Clinical Implications
For clinicians, these findings reinforce the necessity of early comprehensive genomic profiling (CGP) for all patients with advanced cholangiocarcinoma. Identifying FGFR fusions or mutations early in the disease course allows for better sequencing of therapies. Given the 18.1-month median OS, erdafitinib represents a potent option for maintaining disease control and extending life in a population that previously had few effective choices.
Conclusion
The pooled analysis of the RAGNAR and LUC2001 studies confirms that erdafitinib is a highly effective and relatively well-tolerated therapy for patients with FGFR-altered advanced or metastatic cholangiocarcinoma. With an ORR of 55% and a median OS exceeding 18 months, erdafitinib solidifies the role of FGFR inhibition as a cornerstone of precision oncology in biliary tract cancers. Future research will likely focus on combination strategies to overcome resistance and move these targeted therapies into the first-line setting.
References
1. Pant S, Park JO, Su WC, et al. Erdafitinib in Patients with FGFR-altered Advanced or Metastatic Cholangiocarcinoma. Clin Cancer Res. 2025 Dec 29. doi: 10.1158/1078-0432.CCR-25-2264.

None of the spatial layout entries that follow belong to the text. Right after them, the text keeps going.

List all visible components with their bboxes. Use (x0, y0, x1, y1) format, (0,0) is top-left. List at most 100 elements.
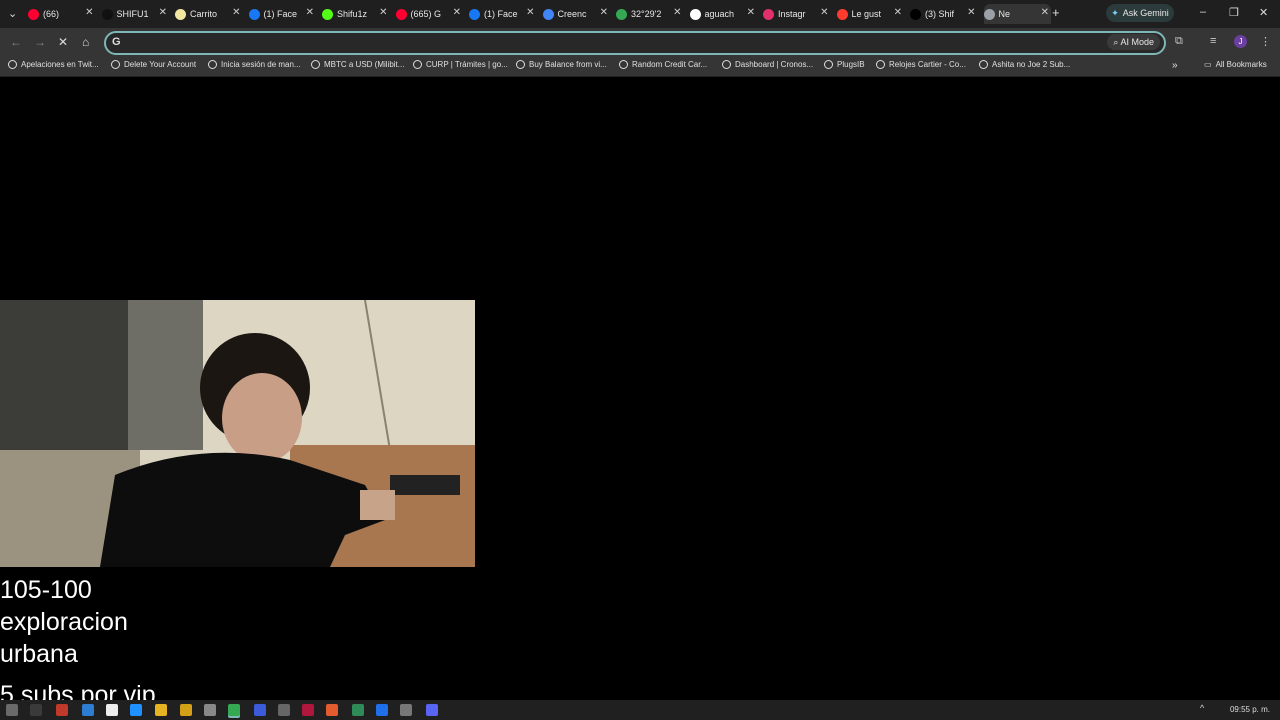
app-icon[interactable] (82, 704, 94, 716)
search-taskbar-icon[interactable] (30, 704, 42, 716)
bookmark-item[interactable]: Random Credit Car... (619, 60, 707, 69)
close-tab-icon[interactable]: ✕ (306, 7, 314, 18)
ai-mode-button[interactable]: ⌕ AI Mode (1107, 34, 1160, 50)
restore-button[interactable]: ❐ (1229, 6, 1239, 19)
bookmark-label: MBTC a USD (Milibit... (324, 60, 405, 69)
ask-gemini-button[interactable]: ✦ Ask Gemini (1106, 4, 1174, 22)
app-icon[interactable] (302, 704, 314, 716)
app-icon[interactable] (106, 704, 118, 716)
tab[interactable]: Instagr ✕ (763, 4, 831, 24)
bookmark-item[interactable]: Apelaciones en Twit... (8, 60, 99, 69)
bookmark-item[interactable]: Delete Your Account (111, 60, 196, 69)
bookmark-item[interactable]: Buy Balance from vi... (516, 60, 607, 69)
bookmark-item[interactable]: Dashboard | Cronos... (722, 60, 813, 69)
close-tab-icon[interactable]: ✕ (379, 7, 387, 18)
tab[interactable]: (3) Shif ✕ (910, 4, 978, 24)
close-tab-icon[interactable]: ✕ (232, 7, 240, 18)
app-icon[interactable] (376, 704, 388, 716)
bookmark-label: Buy Balance from vi... (529, 60, 607, 69)
x-icon (910, 8, 921, 20)
app-icon[interactable] (326, 704, 338, 716)
file-explorer-icon[interactable] (155, 704, 167, 716)
instagram-icon (763, 8, 774, 20)
globe-icon (722, 60, 731, 69)
extensions-icon[interactable]: ⧉ (1175, 35, 1183, 48)
google-icon (689, 8, 701, 20)
tab-search-icon[interactable]: ⌄ (8, 7, 17, 20)
gemini-icon: ✦ (1111, 7, 1119, 18)
close-window-button[interactable]: ✕ (1259, 6, 1268, 19)
app-icon[interactable] (56, 704, 68, 716)
bookmark-item[interactable]: CURP | Trámites | go... (413, 60, 508, 69)
new-tab-button[interactable]: + (1052, 5, 1060, 20)
chrome-icon[interactable] (228, 704, 240, 716)
tab-title: Ne (998, 9, 1011, 19)
app-icon[interactable] (352, 704, 364, 716)
globe-icon (979, 60, 988, 69)
close-tab-icon[interactable]: ✕ (526, 7, 534, 18)
bookmark-item[interactable]: Ashita no Joe 2 Sub... (979, 60, 1070, 69)
all-bookmarks-button[interactable]: ▭ All Bookmarks (1204, 60, 1267, 69)
discord-icon[interactable] (426, 704, 438, 716)
globe-icon (8, 60, 17, 69)
start-icon[interactable] (6, 704, 18, 716)
tray-expand-icon[interactable]: ^ (1200, 703, 1204, 713)
overlay-score-text: 105-100 (0, 576, 92, 604)
tab[interactable]: SHIFU1 ✕ (101, 4, 170, 24)
bookmark-label: PlugsIB (837, 60, 865, 69)
home-icon[interactable]: ⌂ (82, 35, 89, 49)
bookmark-label: CURP | Trámites | go... (426, 60, 508, 69)
google-icon: G (112, 36, 121, 48)
back-icon[interactable]: ← (10, 35, 22, 49)
bookmark-item[interactable]: Inicia sesión de man... (208, 60, 301, 69)
tab[interactable]: Creenc ✕ (542, 4, 611, 24)
bookmark-item[interactable]: Relojes Cartier - Co... (876, 60, 966, 69)
tab[interactable]: (665) G ✕ (395, 4, 464, 24)
overlay-topic-line1: exploracion (0, 608, 128, 636)
folder-icon: ▭ (1204, 60, 1212, 69)
address-bar[interactable]: G ⌕ AI Mode (104, 31, 1166, 55)
close-tab-icon[interactable]: ✕ (894, 7, 902, 18)
close-tab-icon[interactable]: ✕ (1041, 7, 1049, 18)
close-tab-icon[interactable]: ✕ (820, 7, 828, 18)
bookmark-item[interactable]: MBTC a USD (Milibit... (311, 60, 404, 69)
music-icon (836, 8, 848, 20)
close-tab-icon[interactable]: ✕ (85, 7, 93, 18)
minimize-button[interactable]: – (1200, 6, 1206, 18)
app-icon[interactable] (278, 704, 290, 716)
facebook-icon (248, 8, 260, 20)
app-icon[interactable] (400, 704, 412, 716)
app-icon[interactable] (204, 704, 216, 716)
tab[interactable]: (1) Face ✕ (248, 4, 317, 24)
profile-avatar[interactable]: J (1234, 35, 1247, 48)
tab[interactable]: Ne ✕ (983, 4, 1051, 24)
stop-loading-icon[interactable]: ✕ (58, 35, 68, 49)
media-controls-icon[interactable]: ≡ (1210, 35, 1216, 47)
overlay-topic-line2: urbana (0, 640, 78, 668)
close-tab-icon[interactable]: ✕ (600, 7, 608, 18)
tab-title: Le gust (851, 9, 882, 19)
close-tab-icon[interactable]: ✕ (673, 7, 681, 18)
close-tab-icon[interactable]: ✕ (453, 7, 461, 18)
tab[interactable]: aguach ✕ (689, 4, 758, 24)
bookmark-item[interactable]: PlugsIB (824, 60, 865, 69)
tab[interactable]: (66) ✕ (28, 4, 96, 24)
close-tab-icon[interactable]: ✕ (967, 7, 975, 18)
app-icon[interactable] (130, 704, 142, 716)
tab[interactable]: (1) Face ✕ (469, 4, 537, 24)
forward-icon[interactable]: → (34, 35, 46, 49)
app-icon[interactable] (180, 704, 192, 716)
tab-title: (3) Shif (925, 9, 955, 19)
tab[interactable]: 32°29'2 ✕ (616, 4, 684, 24)
close-tab-icon[interactable]: ✕ (747, 7, 755, 18)
globe-icon (111, 60, 120, 69)
tab[interactable]: Shifu1z ✕ (322, 4, 390, 24)
app-icon[interactable] (254, 704, 266, 716)
close-tab-icon[interactable]: ✕ (159, 7, 167, 18)
tab[interactable]: Carrito ✕ (175, 4, 243, 24)
menu-icon[interactable]: ⋮ (1260, 35, 1271, 48)
url-input[interactable] (128, 34, 1082, 52)
more-bookmarks-icon[interactable]: » (1172, 60, 1178, 71)
tab[interactable]: Le gust ✕ (836, 4, 905, 24)
globe-icon (208, 60, 217, 69)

2. Abou-Alfa GK, Sahai V, Hollebecque A, et al. Pemigatinib for previously treated, locally advanced or metastatic cholangiocarcinoma: a multicentre, open-label, phase 2 study (FIGHT-202). Lancet Oncol. 2020;21(5):671-684.
3. Goyal L, Meric-Bernstam F, Hollebecque A, et al. Futibatinib in FGFr2-Rearranged Intrahepatic Cholangiocarcinoma. N Engl J Med. 2023;388(3):228-239.